Rafe turned his head away with a disgusted flick, looked out over the grass. “ ‘Mad at me,’ ” he said. “For God’s sake, Lexie, you’re not a child.”

“OK,” I said. “Are you angry with me?”

He stretched out his legs in front of him and examined the toes of his runners. “Has it even occurred to you,” he asked, “to wonder what last week was like for us?”

I considered this for a moment. It sounded a lot like he was in a snot with Lexie for getting stabbed. As far as I could see, this was either deeply suspicious or deeply bizarre. With this gang, it got hard to tell the difference. “I wasn’t exactly having fun either, you know,” I said.

He laughed. “You haven’t even thought about it, have you?”

I stared at him. “That’s why you’re pissed off with me? Because I got hurt? Or because I didn’t ask how you’re feeling about it?” He shot me an oblique look that could have meant anything. “Well, Jesus, Rafe. I didn’t ask for any of this to happen. Why are you being such a dickhead about it?”

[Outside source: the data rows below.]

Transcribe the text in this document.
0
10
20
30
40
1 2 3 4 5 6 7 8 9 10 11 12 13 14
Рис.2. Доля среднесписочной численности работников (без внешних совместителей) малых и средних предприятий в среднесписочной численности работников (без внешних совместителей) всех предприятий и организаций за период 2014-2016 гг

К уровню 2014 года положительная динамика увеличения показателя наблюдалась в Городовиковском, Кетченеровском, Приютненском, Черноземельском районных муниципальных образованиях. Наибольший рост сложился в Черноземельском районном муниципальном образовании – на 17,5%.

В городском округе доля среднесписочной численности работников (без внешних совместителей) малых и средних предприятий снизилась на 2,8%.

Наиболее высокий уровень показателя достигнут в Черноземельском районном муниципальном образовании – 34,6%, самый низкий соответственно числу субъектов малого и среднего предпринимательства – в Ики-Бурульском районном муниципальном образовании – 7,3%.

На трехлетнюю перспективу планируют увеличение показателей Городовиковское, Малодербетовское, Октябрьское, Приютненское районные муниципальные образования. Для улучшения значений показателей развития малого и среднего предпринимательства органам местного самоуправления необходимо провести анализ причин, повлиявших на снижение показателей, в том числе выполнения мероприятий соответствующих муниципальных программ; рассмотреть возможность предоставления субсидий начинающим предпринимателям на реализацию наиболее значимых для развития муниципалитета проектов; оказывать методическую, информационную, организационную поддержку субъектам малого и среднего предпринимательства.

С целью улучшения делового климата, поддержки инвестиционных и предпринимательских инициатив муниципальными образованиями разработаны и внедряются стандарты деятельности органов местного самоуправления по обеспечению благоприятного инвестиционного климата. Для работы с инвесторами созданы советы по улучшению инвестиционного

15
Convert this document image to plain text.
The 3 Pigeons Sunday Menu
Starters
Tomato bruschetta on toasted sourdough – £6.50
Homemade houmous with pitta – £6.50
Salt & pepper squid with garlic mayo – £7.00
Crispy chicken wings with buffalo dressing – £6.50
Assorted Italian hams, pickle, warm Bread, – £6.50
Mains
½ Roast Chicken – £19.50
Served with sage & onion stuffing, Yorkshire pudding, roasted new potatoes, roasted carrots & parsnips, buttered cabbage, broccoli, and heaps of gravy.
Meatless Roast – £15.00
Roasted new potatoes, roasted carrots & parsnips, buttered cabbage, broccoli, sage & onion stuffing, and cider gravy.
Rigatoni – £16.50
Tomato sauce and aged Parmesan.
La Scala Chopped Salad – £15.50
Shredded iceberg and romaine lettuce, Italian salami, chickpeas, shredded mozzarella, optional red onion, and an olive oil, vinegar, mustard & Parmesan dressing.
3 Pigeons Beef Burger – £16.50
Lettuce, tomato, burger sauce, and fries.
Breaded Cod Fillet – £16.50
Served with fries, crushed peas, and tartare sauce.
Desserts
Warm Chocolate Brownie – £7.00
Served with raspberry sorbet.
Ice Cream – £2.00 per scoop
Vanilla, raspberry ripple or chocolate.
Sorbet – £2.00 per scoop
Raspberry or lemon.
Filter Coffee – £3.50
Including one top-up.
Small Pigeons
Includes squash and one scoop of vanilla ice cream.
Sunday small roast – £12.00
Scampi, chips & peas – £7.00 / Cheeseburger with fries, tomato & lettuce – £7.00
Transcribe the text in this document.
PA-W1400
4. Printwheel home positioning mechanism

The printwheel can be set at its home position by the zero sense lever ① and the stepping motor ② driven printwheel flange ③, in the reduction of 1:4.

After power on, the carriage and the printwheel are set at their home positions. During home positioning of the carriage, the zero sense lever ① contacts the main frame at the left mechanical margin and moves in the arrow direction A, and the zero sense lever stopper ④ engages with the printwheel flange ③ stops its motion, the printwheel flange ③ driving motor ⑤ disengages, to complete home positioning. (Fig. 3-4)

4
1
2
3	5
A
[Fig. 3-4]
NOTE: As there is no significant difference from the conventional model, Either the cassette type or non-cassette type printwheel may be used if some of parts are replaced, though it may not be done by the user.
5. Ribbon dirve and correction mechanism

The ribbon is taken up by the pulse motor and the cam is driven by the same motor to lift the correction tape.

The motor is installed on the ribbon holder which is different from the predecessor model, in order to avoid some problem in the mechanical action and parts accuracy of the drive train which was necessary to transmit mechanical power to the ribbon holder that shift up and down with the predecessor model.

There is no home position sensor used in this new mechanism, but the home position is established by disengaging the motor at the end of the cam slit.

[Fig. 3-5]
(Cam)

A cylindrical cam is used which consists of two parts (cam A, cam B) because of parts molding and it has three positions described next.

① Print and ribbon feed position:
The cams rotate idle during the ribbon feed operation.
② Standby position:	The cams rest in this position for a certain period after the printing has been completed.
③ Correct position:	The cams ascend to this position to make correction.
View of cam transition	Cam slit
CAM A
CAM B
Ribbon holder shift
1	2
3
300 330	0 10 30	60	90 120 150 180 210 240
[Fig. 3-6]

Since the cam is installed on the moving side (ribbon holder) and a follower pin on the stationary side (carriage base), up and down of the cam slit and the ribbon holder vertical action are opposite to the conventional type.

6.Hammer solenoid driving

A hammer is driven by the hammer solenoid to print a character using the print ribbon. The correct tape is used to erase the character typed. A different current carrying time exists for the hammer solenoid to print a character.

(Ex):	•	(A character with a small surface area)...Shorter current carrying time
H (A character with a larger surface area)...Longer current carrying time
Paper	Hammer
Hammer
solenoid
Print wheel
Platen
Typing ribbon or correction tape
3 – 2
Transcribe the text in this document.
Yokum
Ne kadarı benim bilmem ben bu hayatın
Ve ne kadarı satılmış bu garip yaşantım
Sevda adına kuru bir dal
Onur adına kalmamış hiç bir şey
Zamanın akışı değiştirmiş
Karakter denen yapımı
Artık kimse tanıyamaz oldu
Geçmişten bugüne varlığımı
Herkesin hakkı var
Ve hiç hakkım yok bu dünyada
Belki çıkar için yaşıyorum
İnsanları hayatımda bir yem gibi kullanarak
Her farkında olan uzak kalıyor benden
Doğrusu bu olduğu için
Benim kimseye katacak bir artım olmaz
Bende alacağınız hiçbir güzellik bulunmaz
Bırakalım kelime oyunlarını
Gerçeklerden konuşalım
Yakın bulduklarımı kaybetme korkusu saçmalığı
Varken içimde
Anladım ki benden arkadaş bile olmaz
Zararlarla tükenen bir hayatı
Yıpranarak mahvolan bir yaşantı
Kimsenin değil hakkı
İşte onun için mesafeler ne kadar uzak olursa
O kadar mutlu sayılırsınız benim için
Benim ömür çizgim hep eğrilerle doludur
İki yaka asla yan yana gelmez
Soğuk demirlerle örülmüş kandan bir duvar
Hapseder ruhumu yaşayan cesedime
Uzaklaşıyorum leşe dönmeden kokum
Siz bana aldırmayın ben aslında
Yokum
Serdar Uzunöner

Rafe took a long, jerky swallow of his drink-gin and tonic; I could smell it. “Forget it,” he said. “Never mind. Just go inside.”

“Rafe,” I said, hurt. I was only mostly faking it: there was an icy cut to his voice that made me flinch. “Don’t.”

He ignored me. I put a hand on his arm-it was more muscular than I had expected, and warm right through his shirt, almost fever hot. His mouth set in a long hard line, but he didn’t move.

“Tell me what it was like,” I said. “Please. I want to know; honestly, I do. I just didn’t know how to ask.”

Rafe shifted his arm away. “All right,” he said. “Fine. It was horrible beyond belief. Does that answer your question?”

I waited. “We were all hysterical,” he said harshly, after a moment. “We were wrecks. Not Daniel, obviously, he would never do anything as undignified as get upset, he just stuck his head in a book and occasionally came out with some fucking Old Norse quote about arms that remain strong in times of trial, or something. But I’m pretty sure he didn’t sleep all week; no matter what time I got up, his light was still on. And the rest of us… Just to start with, we weren’t sleeping either. We were all having nightmares-it was like some awful farce, every time you managed to get to sleep someone would wake up screaming, and of course that would wake everyone else up… Our sense of time completely disintegrated; half the time I didn’t know what day it was. I couldn’t eat, even the smell of food made me gag. And Abby kept baking-she said she needed to do something, but, God, piles of gooey chocolate things and bloody meat pies all over the house… We had a blazing row about it, Abby and I. She threw a fork at me. I was drinking all the time so the smell wouldn’t make me sick, and then of course Daniel started giving me flak about that… We ended up giving away the chocolate things in the tutorial groups. The meat pies are in the freezer, if you’re interested. None of the rest of us are going to touch them.”